Speaking on GlobalFoundries’ Q4 earnings call, CEO Thomas Caulfield highlighted the critical need for supply chain diversification to reduce the potential impact of the tariffs. He noted that customers are increasingly requesting multi-sourced products from various regions, making diversification a priority for the company.
GlobalFoundries is looking to utilise its extensive manufacturing network across the US, Europe, and Asia, with particular emphasis on its US facilities in Malta, New York, and Burlington, Vermont, to serve American automakers.
On the other hand, Analog Devices is also focusing on diversification through its hybrid manufacturing model.
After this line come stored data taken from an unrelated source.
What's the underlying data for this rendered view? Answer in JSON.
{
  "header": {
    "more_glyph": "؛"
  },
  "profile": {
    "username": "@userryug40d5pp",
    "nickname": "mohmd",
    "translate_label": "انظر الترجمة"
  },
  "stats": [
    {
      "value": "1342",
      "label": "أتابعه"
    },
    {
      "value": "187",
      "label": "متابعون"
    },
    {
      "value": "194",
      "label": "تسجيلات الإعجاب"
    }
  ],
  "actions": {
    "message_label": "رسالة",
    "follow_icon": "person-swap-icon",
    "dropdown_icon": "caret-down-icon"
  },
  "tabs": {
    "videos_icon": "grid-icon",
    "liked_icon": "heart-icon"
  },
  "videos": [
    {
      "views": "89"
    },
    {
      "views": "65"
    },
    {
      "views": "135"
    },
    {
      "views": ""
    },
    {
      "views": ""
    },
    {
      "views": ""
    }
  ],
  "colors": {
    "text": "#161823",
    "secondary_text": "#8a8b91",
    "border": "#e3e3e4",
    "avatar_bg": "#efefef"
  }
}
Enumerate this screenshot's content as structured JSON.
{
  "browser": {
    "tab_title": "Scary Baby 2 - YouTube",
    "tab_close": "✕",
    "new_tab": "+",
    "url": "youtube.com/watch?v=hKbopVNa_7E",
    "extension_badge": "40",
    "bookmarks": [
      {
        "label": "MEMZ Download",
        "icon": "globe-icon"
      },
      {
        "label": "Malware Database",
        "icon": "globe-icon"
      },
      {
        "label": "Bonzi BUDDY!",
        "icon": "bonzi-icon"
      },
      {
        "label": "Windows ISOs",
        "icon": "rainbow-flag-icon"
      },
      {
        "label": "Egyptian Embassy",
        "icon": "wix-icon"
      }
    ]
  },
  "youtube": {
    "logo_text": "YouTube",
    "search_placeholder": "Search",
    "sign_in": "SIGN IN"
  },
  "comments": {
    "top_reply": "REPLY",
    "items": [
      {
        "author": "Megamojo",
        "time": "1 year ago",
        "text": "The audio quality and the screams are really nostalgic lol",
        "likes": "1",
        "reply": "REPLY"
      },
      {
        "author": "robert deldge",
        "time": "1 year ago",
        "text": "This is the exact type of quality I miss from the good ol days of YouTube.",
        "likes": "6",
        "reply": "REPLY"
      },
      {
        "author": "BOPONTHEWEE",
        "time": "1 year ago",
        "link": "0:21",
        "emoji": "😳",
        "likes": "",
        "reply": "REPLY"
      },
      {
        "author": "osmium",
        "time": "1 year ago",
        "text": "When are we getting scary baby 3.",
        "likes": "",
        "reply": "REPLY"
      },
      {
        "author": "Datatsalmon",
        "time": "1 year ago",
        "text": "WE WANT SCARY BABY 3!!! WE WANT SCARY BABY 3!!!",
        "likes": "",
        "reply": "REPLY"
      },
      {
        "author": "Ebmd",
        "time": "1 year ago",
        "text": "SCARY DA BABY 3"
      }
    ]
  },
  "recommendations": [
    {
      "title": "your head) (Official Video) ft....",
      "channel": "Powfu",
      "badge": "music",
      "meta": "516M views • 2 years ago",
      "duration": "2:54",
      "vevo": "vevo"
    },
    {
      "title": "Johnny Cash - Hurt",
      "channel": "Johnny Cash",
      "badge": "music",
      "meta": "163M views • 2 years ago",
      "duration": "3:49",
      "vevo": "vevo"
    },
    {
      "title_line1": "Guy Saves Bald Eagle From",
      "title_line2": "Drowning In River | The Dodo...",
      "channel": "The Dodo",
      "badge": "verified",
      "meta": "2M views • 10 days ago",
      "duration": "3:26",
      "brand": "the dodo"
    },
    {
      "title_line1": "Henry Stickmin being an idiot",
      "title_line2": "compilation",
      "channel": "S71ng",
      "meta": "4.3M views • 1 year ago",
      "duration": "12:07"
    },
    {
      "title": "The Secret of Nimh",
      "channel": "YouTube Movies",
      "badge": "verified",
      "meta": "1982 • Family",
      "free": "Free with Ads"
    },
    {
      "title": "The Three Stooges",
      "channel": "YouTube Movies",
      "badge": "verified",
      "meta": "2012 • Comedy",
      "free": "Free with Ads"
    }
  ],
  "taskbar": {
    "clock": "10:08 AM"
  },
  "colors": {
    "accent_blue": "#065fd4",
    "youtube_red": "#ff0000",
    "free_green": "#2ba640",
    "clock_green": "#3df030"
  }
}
CEO Vincent Roche stated that by early 2027, the company aims to have dual sourcing for all its products, ensuring greater resilience and flexibility. This strategy includes investments in domestic fabs and partnerships across different geographical regions.
While other companies, such as Onsemi, are still monitoring the effects of tariffs, many chipmakers are already planning for the potential consequences of the tariffs, which could disrupt their manufacturing strategies and market forecasts.
Onsemi’s CEO, Hassane El-Khoury, acknowledged the ongoing geopolitical uncertainty that is clouding forecasts for Q2 2025.
Although the US has made progress in strengthening its domestic semiconductor sector, the industry remains highly globalised and vulnerable to international tariff policies. In 2023, the US imported $25.4 billion worth of semiconductor devices, compared to just $3.47 billion in exports, further highlighting the challenges ahead.